With the development in modern computer architecture, fast communication among multi-core processors Makes parallel processing possible. Because large main memory configurations are available and affordable, server settings with hundreds of cores and terabytes of main memory become a reality.
High performance database systems, such as in-memory databases, are adaptive to make full usage of the main memory provided by modern hardware. In such systems, all relevant data may be kept in main memory, so that read operations can be executed without disk I/O. The systems may be designed to minimize the number of CPU cache misses and to avoid CPU stalls due to memory access. One approach for achieving this goal is using column-based storage in memory, which leads to high spatial locality of data and instructions, so the operations can be executed completely in the CPU cache without costly random memory accesses.

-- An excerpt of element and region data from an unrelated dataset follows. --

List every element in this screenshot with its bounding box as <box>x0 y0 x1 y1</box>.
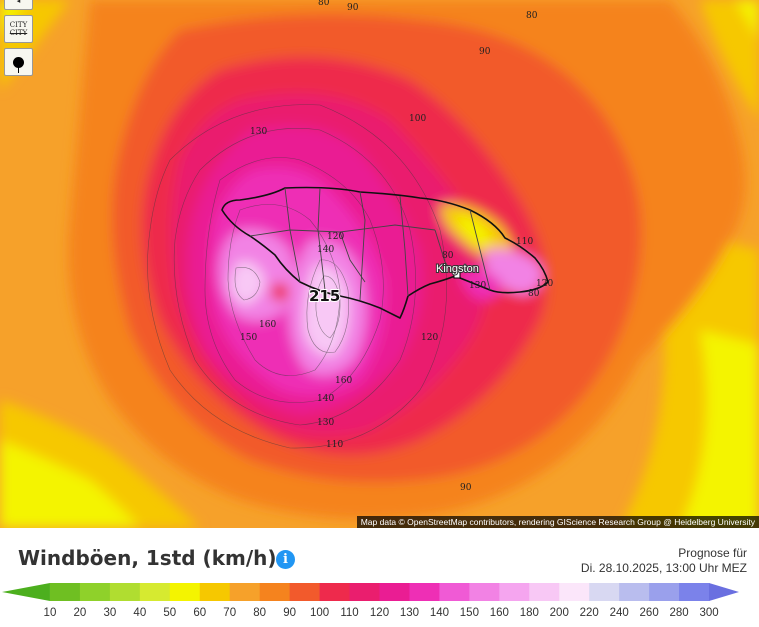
color-scale-swatch <box>709 583 739 601</box>
color-scale-tick: 30 <box>103 607 117 619</box>
contour-label: 130 <box>469 281 486 291</box>
color-scale-tick: 180 <box>519 607 539 619</box>
color-scale-tick: 260 <box>639 607 659 619</box>
color-scale-tick: 60 <box>193 607 207 619</box>
color-scale-swatch <box>319 583 351 601</box>
color-scale-swatch <box>469 583 500 601</box>
color-scale-tick: 240 <box>609 607 629 619</box>
color-scale-tick: 280 <box>669 607 689 619</box>
contour-label: 110 <box>326 440 343 450</box>
color-scale-tick: 300 <box>699 607 719 619</box>
color-scale-swatch <box>529 583 560 601</box>
contour-label: 80 <box>528 289 540 299</box>
forecast-label: Prognose für <box>678 546 747 560</box>
city-toggle-label-2: CITY <box>9 29 28 37</box>
color-scale-swatch <box>109 583 141 601</box>
wind-field-svg: 80 90 80 90 100 130 120 140 80 110 120 1… <box>0 0 759 528</box>
color-scale-tick: 70 <box>223 607 237 619</box>
color-scale-swatch <box>79 583 111 601</box>
color-scale-swatch <box>139 583 171 601</box>
color-scale-swatch <box>409 583 440 601</box>
color-scale-swatch <box>499 583 530 601</box>
color-scale-tick: 90 <box>283 607 297 619</box>
contour-label: 130 <box>317 418 334 428</box>
wind-gust-map[interactable]: 80 90 80 90 100 130 120 140 80 110 120 1… <box>0 0 759 528</box>
kingston-marker <box>453 271 461 279</box>
color-scale-tick: 110 <box>340 607 359 619</box>
color-scale-swatch <box>679 583 710 601</box>
map-attribution: Map data © OpenStreetMap contributors, r… <box>356 516 759 528</box>
forecast-time: Di. 28.10.2025, 13:00 Uhr MEZ <box>580 561 747 575</box>
contour-label: 90 <box>460 483 472 493</box>
contour-label: 160 <box>335 376 352 386</box>
color-scale-swatch <box>259 583 291 601</box>
color-scale-tick: 130 <box>399 607 420 619</box>
color-scale-tick: 20 <box>73 607 87 619</box>
color-scale-tick: 80 <box>253 607 267 619</box>
contour-label: 90 <box>479 47 491 57</box>
color-scale-tick: 100 <box>309 607 330 619</box>
marker-toggle-button[interactable] <box>4 48 33 76</box>
contour-label: 80 <box>526 11 538 21</box>
zoom-button[interactable]: ◂ <box>4 0 33 10</box>
color-scale-swatch <box>199 583 231 601</box>
contour-label: 80 <box>442 251 454 261</box>
contour-label: 110 <box>516 237 533 247</box>
color-scale-tick: 220 <box>579 607 599 619</box>
color-scale-swatch <box>229 583 261 601</box>
color-scale-tick: 160 <box>489 607 509 619</box>
contour-label: 150 <box>240 333 257 343</box>
contour-label: 140 <box>317 245 334 255</box>
contour-label: 140 <box>317 394 334 404</box>
color-scale <box>2 583 739 601</box>
color-scale-tick: 150 <box>459 607 479 619</box>
color-scale-tick: 10 <box>43 607 57 619</box>
color-scale-swatch <box>289 583 321 601</box>
legend-panel <box>0 528 759 627</box>
color-scale-swatch <box>589 583 620 601</box>
contour-label: 120 <box>536 279 553 289</box>
pin-icon <box>13 56 24 73</box>
legend-title: Windböen, 1std (km/h) <box>18 546 277 570</box>
color-scale-swatch <box>169 583 201 601</box>
color-scale-swatch <box>349 583 380 601</box>
max-value-label: 215 <box>309 287 340 305</box>
color-scale-tick: 50 <box>163 607 177 619</box>
color-scale-swatch <box>649 583 680 601</box>
color-scale-swatch <box>559 583 590 601</box>
color-scale-tick: 120 <box>369 607 390 619</box>
city-label-kingston: Kingston <box>436 263 479 275</box>
zoom-icon: ◂ <box>16 0 21 5</box>
color-scale-tick: 40 <box>133 607 147 619</box>
color-scale-tick: 140 <box>429 607 449 619</box>
contour-label: 80 <box>318 0 330 8</box>
contour-label: 130 <box>250 127 267 137</box>
color-scale-swatch <box>379 583 410 601</box>
info-icon[interactable]: i <box>276 550 295 569</box>
color-scale-swatch <box>439 583 470 601</box>
color-scale-swatch <box>2 583 50 601</box>
color-scale-tick: 200 <box>549 607 569 619</box>
city-toggle-label: CITY <box>9 21 28 29</box>
contour-label: 90 <box>347 3 359 13</box>
color-scale-swatch <box>619 583 650 601</box>
contour-label: 120 <box>327 232 344 242</box>
contour-label: 100 <box>409 114 426 124</box>
contour-label: 160 <box>259 320 276 330</box>
city-toggle-button[interactable]: CITY CITY <box>4 15 33 43</box>
contour-label: 120 <box>421 333 438 343</box>
color-scale-swatch <box>49 583 81 601</box>
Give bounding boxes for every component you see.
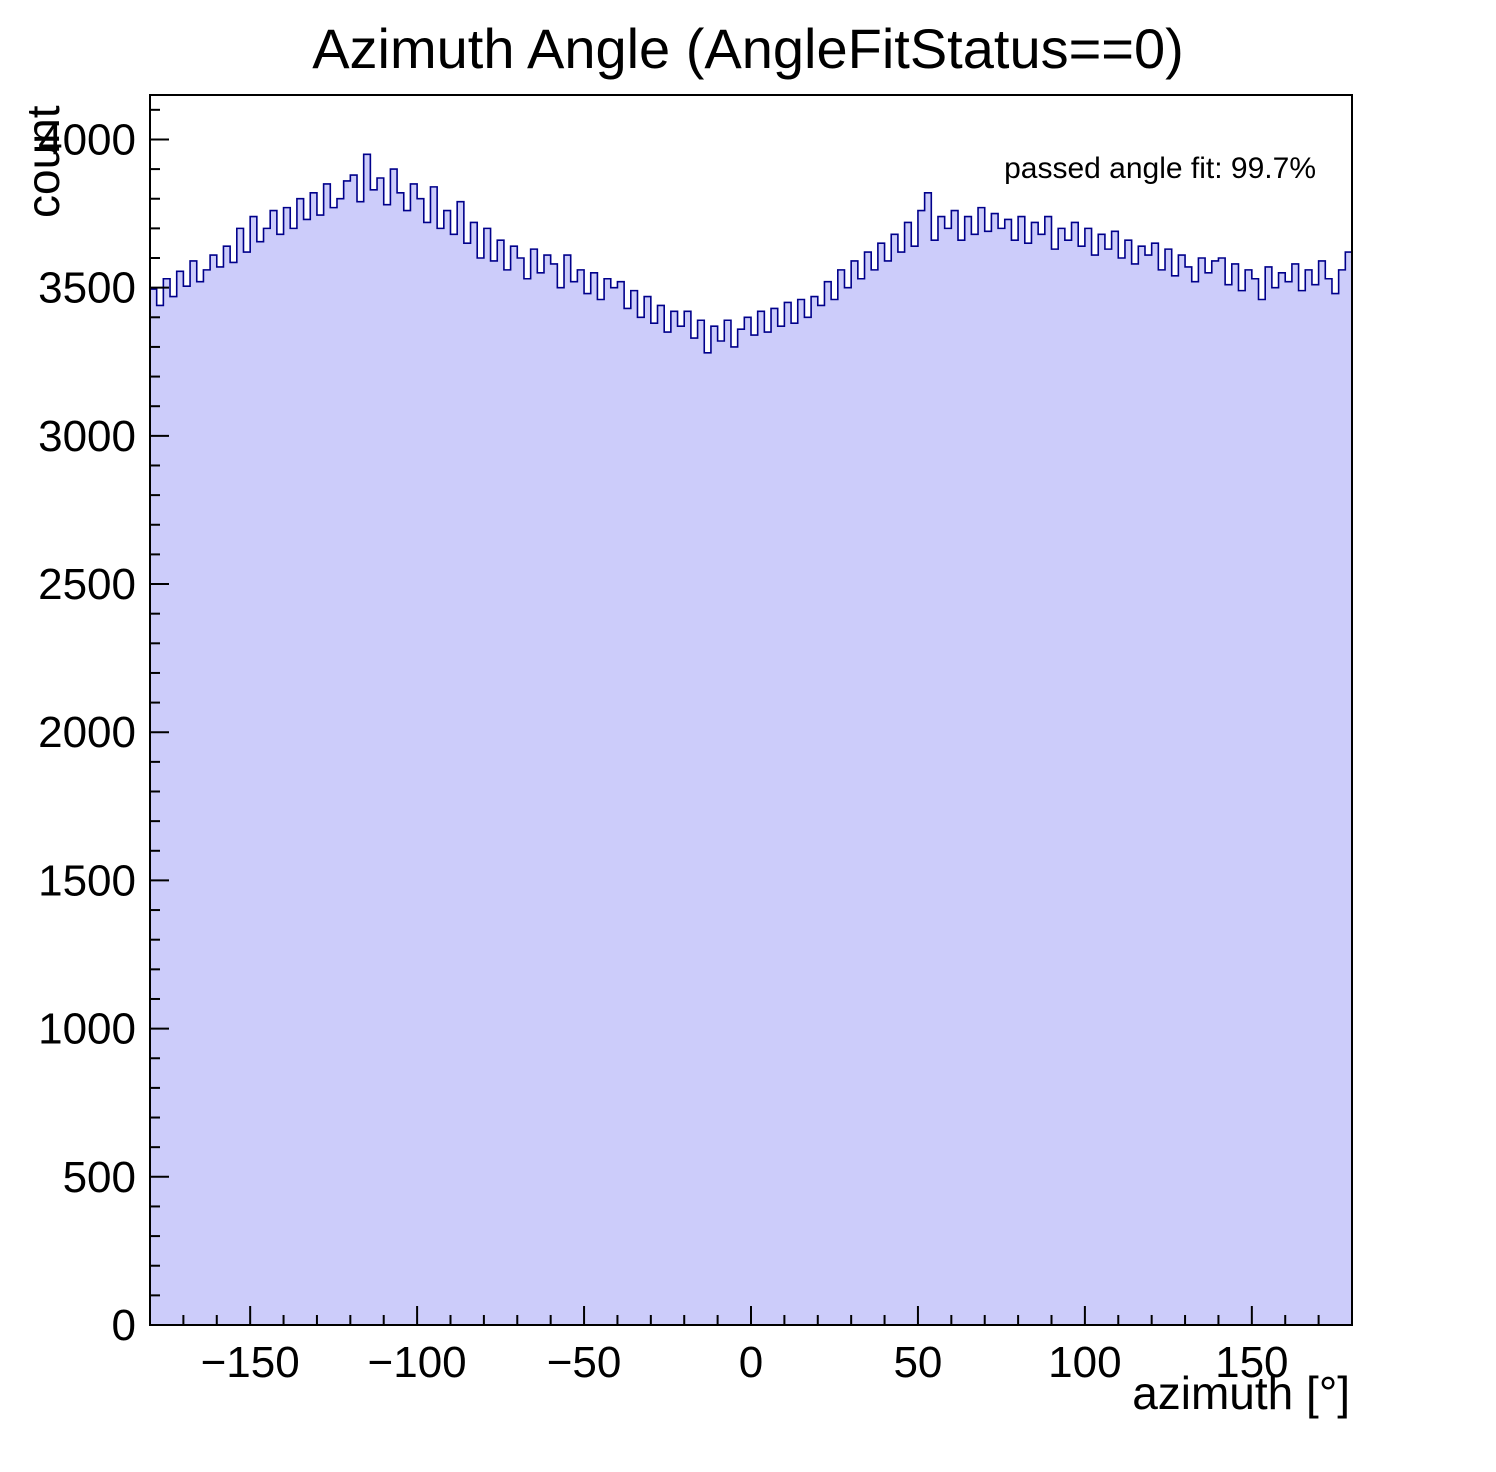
svg-text:3500: 3500: [38, 264, 136, 313]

In a column-based storage, the entries of a column are stored in contiguous memory locations. Columnar data storage allows highly efficient compression, such that the relevant data can be stored in main memory with less cost using data compression. The data structure that contains the main part of the data is called the main storage. The changes are taken over from the delta storage asynchronously at some later point in time. The separation into main and delta storage allows high compression and high write performance at the same time. The column store may implement MVCC (Multi Version Concurrent Control), which is based on having multiple versions of the same data in the database. When reading data it ensures that the operation reads the right set of versions required to get a correct and consistent view of the database. A Consistent View Manager may determine which version of the database that each operation is allowed to see depending on the current transaction isolation level.
As data changes are accumulated in the delta storage, the main storage is merged with the delta storage asynchronously in the background. In conventional systems, given that merges are computationally expensive and time consuming, they negatively impact performance of ongoing transactions and statements running in the foreground. The effect of merges is exacerbated on long running transactions, which may be blocked for a prolonged period of time or terminated prematurely. As a result, such systems do not process internal merging operations with high concurrency and performance throughput from the perspective of external transactions. Therefore, conventional systems fail to provide an ideal mechanism to handle merging operations with optimal performance, concurrency and transparency.